In 2011, Prof Amant reported results of 70 children born after being exposed to cancer treatment, and this latest report is a continuation of this work. However, now the researchers have a control group of children against which to compare the development of the study children. "We did not have this comparison before. In addition, we have included children born to mothers who had surgery alone, or a diagnosis but no treatment. These latest results are again reassuring, but given that we have a larger group of children and the comparison with the control group, the current data are much more robust," he said.
However, he warned that the results had some limitations. "Our data include many types of chemotherapy, but we cannot guarantee that all types of chemotherapy are safe.
"We need to look at larger numbers of children and larger numbers exposed to each drug in order to be able to document the potential effects of individual drugs. In addition, we cannot extrapolate to newer drugs, including targeted drugs. We need longer follow-up to see if there are any long-term toxic effects in cases where cisplatin was administered before birth. For these reasons we will continue to follow these children until the age of 18 years and we will enlarge the group. This will allow us to document longer-term effects and to draw conclusions for specific drugs. In addition we will investigate to what extent anti-cancer drugs are diluted in the body during pregnancy, and also at the psycho-emotional needs of mothers and their partners."
The mothers with cancer were recruited into the study from the International Network on Cancer, Infertility and Pregnancy registry; they were registered between 2001 and 2014 at the time of their cancer diagnosis.

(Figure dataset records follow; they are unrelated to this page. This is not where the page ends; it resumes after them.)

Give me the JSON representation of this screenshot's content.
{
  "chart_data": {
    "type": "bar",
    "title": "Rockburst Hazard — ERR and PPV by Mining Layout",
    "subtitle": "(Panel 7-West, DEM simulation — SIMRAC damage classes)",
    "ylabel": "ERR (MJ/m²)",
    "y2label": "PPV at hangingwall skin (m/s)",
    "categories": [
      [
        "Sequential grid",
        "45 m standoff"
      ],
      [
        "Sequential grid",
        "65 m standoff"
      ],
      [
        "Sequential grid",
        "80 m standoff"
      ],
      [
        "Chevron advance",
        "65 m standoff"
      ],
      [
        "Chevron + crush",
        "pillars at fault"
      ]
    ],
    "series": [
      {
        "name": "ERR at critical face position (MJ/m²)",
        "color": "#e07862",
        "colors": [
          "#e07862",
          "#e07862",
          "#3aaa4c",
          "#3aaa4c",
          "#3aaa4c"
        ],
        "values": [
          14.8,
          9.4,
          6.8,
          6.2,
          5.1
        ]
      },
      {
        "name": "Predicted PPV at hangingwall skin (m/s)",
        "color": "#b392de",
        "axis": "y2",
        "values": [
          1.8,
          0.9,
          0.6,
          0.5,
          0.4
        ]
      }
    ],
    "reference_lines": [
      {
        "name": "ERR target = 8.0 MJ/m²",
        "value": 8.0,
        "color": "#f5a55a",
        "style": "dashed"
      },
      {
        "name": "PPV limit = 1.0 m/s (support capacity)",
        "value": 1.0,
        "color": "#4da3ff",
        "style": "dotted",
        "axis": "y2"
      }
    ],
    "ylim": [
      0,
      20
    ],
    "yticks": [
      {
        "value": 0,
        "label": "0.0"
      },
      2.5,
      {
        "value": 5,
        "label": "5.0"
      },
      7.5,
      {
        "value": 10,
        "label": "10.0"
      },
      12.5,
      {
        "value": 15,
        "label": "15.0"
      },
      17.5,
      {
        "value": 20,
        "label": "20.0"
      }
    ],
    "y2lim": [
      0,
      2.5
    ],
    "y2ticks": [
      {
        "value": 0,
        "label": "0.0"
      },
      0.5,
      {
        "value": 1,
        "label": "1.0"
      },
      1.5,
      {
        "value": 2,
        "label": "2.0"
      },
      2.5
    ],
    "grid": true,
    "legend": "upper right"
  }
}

All study children were seen between 2005 and 2015. The control children, because they needed to be matched to the study children, were recruited and examined between 2012 and 2015.
Professor Peter Naredi, the ECCO scientific co-chair of the Congress, who was not involved in the research, commented: "These latest results should be reassuring for pregnant women who have been diagnosed with cancer and who will, naturally, be worrying about the best course of action not only for themselves but for their unborn child. While further follow-up of these children is required, the important message at this stage seems to be that doctors should not only start cancer treatment immediately, but should also try to maintain the pregnancy to as near full term as possible."